The top three registered corporations by the amount of investor commitments as of end-2020 were Creador, Xeraya Capital and Malaysia Venture Capital Management Bhd (MAVCAP).

The Securities Commission Malaysia (SC) said the total number of registered corporations had increased to 127 as at end-2020 — from 122 in 2019 — of which the VC segment accounted for 106 registered corporations, while the PE segment consisted of 21 registered corporations.

As of end-2020, the number of professionals employed by the industry with at least four years’ experience stood at 175 against 220 people seen in 2019.

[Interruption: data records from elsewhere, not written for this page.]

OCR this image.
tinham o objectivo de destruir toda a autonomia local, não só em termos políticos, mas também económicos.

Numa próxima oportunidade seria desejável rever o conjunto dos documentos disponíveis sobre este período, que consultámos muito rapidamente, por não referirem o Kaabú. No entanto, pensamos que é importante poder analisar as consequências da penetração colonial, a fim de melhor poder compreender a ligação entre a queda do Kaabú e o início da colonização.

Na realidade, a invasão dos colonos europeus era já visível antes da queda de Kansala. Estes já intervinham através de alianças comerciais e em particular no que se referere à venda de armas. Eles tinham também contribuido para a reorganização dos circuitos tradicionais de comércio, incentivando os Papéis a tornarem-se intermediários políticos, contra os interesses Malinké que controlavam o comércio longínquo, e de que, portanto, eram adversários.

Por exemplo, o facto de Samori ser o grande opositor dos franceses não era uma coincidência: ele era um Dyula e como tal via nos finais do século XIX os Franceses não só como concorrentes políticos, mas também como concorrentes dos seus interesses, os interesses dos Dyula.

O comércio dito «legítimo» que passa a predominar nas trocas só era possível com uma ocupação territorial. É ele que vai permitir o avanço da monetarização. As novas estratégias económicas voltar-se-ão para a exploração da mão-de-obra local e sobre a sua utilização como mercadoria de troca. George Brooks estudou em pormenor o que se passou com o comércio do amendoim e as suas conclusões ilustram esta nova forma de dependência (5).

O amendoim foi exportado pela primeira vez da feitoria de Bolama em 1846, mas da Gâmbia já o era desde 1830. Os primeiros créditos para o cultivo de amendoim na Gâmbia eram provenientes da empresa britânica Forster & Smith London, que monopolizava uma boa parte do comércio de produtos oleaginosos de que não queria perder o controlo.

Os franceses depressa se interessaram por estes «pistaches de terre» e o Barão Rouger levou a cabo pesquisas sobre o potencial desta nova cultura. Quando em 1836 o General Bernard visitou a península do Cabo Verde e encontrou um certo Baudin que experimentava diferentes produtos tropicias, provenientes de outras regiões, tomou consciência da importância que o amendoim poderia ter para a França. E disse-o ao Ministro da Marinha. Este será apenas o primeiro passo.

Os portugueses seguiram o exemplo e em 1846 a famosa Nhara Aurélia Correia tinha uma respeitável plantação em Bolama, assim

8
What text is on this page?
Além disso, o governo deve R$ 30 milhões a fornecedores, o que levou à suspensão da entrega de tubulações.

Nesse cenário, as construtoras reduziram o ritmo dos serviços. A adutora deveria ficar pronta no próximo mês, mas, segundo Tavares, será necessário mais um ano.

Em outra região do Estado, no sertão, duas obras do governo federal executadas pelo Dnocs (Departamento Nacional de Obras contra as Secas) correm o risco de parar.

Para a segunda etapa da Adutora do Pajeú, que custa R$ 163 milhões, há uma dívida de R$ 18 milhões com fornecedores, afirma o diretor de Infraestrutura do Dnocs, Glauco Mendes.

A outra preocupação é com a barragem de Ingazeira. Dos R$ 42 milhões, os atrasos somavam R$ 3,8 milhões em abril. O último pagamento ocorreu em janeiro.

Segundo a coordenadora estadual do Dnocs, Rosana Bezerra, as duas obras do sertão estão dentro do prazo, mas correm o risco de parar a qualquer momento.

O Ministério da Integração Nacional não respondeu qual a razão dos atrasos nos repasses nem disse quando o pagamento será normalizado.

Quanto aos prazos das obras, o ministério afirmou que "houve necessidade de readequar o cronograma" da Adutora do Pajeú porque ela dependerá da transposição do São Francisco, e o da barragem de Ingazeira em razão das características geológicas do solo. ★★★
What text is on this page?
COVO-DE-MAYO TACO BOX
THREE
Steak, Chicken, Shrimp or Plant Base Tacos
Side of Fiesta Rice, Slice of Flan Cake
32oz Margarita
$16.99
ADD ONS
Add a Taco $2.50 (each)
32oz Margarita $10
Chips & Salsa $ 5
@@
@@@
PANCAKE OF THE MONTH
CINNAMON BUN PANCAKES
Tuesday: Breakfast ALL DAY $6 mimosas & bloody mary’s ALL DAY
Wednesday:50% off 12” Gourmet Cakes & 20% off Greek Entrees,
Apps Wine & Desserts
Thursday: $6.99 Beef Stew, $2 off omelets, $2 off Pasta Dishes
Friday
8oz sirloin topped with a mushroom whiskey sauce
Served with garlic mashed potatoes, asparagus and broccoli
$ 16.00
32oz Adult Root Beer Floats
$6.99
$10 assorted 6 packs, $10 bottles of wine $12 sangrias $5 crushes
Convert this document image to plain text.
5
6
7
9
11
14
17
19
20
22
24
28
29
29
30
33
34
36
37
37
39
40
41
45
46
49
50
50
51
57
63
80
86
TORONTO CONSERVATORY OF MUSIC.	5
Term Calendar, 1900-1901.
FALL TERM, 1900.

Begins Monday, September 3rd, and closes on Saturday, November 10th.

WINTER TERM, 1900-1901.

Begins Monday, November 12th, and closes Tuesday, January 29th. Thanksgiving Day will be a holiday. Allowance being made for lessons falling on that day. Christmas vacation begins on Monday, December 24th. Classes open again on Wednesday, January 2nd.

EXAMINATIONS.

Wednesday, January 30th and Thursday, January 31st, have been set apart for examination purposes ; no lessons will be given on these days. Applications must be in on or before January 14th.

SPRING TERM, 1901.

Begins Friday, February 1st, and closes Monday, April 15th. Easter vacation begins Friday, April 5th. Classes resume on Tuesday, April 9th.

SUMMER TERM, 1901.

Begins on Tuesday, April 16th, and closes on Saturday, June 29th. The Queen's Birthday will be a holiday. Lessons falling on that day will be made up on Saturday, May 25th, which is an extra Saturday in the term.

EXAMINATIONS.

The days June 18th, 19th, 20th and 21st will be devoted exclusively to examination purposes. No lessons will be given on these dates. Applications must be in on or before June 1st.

In terms of new investments, however, it posted a decline of 41% to RM333.94 million derived from VC (76.9%) and PE activity (23.1%), compared with RM566.37 million in 2019.

“VC investments in 2020 concentrated on the early-stage (50.5%) and growth (38.89%) segments respectively, while PE investments were primarily channelled into growth (69.75%), followed by turnaround or restructuring (16.17%) and early-stage (12.97%) opportunities. In total, 108 VC and nine PE deals respectively were recorded in 2020.

“In terms of target industries, medical and biotechnology (60.64%) saw the highest share of VC investment in 2020, followed by information and communications (21.54%) and the arts industry (8.66%). As for PE, investments were largely channelled into financial services (42.1%) in 2020, followed by information and communications (40%) and energy and utilities (12.96%),” it added.

Meanwhile, divestment saw a sharp decrease to RM60.39 million in 2020 against RM631.16 million in 2019.

The SC said divestments by PE firms were predominantly in the growth stage (96.81%). Similarly, VC divestments were significant in the growth stage (60.27%), followed by seed-stage divestments (18.34%). The divestments were mainly conducted through redemptions.